Microfluidic devices have been successfully used in forming functional colloidal structures such as droplets, microcapsules and Janus particles with various applications in laundry and household care, medicine, diagnostics, cosmetics, foods, catalysis and paints.^1,2 To date, most of the colloidal structures developed in microfluidic devices are based on flow focusing or fluid instabilities that require a water immiscible organic phase, which oftentimes limits applications in the food and medicinal sectors. In this study, we describe methodologies to create a host of structures such as polymer-electrolyte aggregates, electrolyte droplets, droplet networks and nanoparticle assembled capsules (NACs), using environmental benign aqueous reactants under controlled flow conditions in microfluidic channels. Anticipated applications of these structures are as drug delivery agents, advanced separation devices in membranes and as encapsulating agents.

Our work involves the reaction of a linear cationic polymer {poly(allylamine hydrochloride) or PAH} with an electrolyte solution (trisodium citrate) in a microfluidic channel consisting of three fluid streams (dimensions: 50 µm Χ 50 µm, width Χ height) that merges into a single stream (dimensions: 150 µm Χ 50 µm, width Χ height). The fluorescently labeled polymer is flowed through the central channel while electrolyte is flowed through the outer channels. Using fluorescence microscopy, we first observe the formation of polymer-electrolyte aggregates at the interface of the reactant streams after which, these aggregates further cross-link into a polymer network. Subsequently, emergence of electrolyte droplets within the polymer network occurs. These droplets continue to grow in the absence of a flow field, resulting in a polymer matrix containing electrolyte droplets.
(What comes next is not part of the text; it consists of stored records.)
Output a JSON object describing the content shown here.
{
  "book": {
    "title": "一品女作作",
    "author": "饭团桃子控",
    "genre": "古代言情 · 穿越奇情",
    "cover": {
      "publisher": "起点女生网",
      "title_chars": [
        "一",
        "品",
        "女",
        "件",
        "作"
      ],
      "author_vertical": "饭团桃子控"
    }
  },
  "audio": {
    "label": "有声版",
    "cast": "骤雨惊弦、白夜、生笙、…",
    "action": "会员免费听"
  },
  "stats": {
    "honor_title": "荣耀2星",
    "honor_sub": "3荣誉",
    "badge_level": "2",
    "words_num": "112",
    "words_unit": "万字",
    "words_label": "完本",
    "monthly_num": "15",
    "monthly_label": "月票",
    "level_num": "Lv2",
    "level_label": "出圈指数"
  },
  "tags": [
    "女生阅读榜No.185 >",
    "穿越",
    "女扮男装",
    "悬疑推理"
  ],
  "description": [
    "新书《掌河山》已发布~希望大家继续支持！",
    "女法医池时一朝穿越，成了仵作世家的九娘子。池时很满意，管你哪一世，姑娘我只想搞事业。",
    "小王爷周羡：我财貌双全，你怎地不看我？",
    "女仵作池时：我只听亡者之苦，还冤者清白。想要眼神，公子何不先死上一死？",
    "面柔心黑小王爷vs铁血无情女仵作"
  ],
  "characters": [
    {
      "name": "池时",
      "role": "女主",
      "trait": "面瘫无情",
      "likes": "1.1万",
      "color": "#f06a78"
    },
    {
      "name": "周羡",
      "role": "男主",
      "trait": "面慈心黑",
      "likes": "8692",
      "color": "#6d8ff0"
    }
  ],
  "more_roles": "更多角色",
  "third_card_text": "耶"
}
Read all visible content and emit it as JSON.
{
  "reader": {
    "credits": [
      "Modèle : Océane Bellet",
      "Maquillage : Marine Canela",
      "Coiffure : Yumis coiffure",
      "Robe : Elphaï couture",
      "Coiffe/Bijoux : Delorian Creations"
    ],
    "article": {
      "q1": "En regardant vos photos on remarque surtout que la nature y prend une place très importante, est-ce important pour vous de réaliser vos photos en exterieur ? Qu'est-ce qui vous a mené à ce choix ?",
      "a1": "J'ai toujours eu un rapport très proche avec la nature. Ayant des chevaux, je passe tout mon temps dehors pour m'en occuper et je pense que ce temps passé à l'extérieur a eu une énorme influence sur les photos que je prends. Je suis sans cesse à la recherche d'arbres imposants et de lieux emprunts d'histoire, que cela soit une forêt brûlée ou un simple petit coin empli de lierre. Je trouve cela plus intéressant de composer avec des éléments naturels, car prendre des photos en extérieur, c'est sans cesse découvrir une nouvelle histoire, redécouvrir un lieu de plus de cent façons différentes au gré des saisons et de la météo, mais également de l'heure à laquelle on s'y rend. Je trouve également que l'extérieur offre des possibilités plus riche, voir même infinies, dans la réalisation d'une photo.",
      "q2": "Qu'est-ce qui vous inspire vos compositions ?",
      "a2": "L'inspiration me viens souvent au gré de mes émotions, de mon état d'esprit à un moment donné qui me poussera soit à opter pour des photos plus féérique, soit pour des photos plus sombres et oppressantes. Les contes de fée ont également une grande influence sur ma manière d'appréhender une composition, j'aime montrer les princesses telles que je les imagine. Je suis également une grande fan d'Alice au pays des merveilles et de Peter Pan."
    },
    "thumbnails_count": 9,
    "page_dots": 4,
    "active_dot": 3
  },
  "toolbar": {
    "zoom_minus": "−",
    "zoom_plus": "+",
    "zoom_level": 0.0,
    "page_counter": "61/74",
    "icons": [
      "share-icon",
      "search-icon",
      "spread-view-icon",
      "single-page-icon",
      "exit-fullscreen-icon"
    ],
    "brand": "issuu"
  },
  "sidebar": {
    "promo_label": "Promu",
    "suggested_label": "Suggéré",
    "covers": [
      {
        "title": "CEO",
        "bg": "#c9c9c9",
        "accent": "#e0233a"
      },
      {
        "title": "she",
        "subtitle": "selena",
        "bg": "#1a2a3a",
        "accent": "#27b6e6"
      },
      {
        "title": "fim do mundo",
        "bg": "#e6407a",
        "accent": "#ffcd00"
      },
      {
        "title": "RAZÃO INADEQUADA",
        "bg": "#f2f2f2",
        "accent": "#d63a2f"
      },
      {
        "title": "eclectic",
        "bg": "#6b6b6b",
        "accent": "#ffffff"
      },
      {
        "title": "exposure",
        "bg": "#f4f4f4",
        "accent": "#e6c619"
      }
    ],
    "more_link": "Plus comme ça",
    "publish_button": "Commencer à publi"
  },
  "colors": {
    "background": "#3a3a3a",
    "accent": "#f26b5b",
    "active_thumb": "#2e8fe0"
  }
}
We have found that droplet formation depends on parameters such as polymer concentration, molar ratios of electrolyte to polymer and volumetric flow rates of reactant streams. A threshold molar ratio of electrolyte to polymer is required to crosslink the aggregates to form polymer networks. Droplets are formed as the electrolyte diffuses into the polymer network which is saturated of reaction sites. Droplets were seen to increase in size via a necking and coalescence mechanism In an alternate reaction flow scheme, NACs were synthesized when aggregates of PAH and trisodium citrate, formed by vortex mixing outside the channel, were drawn through the central channel of the microfluidic and reacted with streams of negatively charged silica nanoparticles (13-15 nm) drawn through outer channels. Formation of non-spherical NACs are observed for the first time in contrast to spherical NACs formed in earlier bulk synthesis methods.³

Our study demonstrates the effect of microfluidic flow for novel colloidal structure formation. Droplet formation was rendered feasible under laminar flow conditions with interfacial mixing of reactants that otherwise resulted in polymer-electrolyte aggregates when prepared using beaker synthesis under vortex mixing. Elongation of droplets under shear indicated that preformed polymer-electrolyte aggregates can be deformed in flow fields, thus giving rise to non spherical NACs.

References:

1. Xu et al. Angewandte Chemie-International Edition 2005, 44, (25), 3799-3799

2. Shepherd et al., Langmuir 2006, 22, 8618-8622.

3. Rana et al., Adv. Mater. 2005, 17, 1145-1150.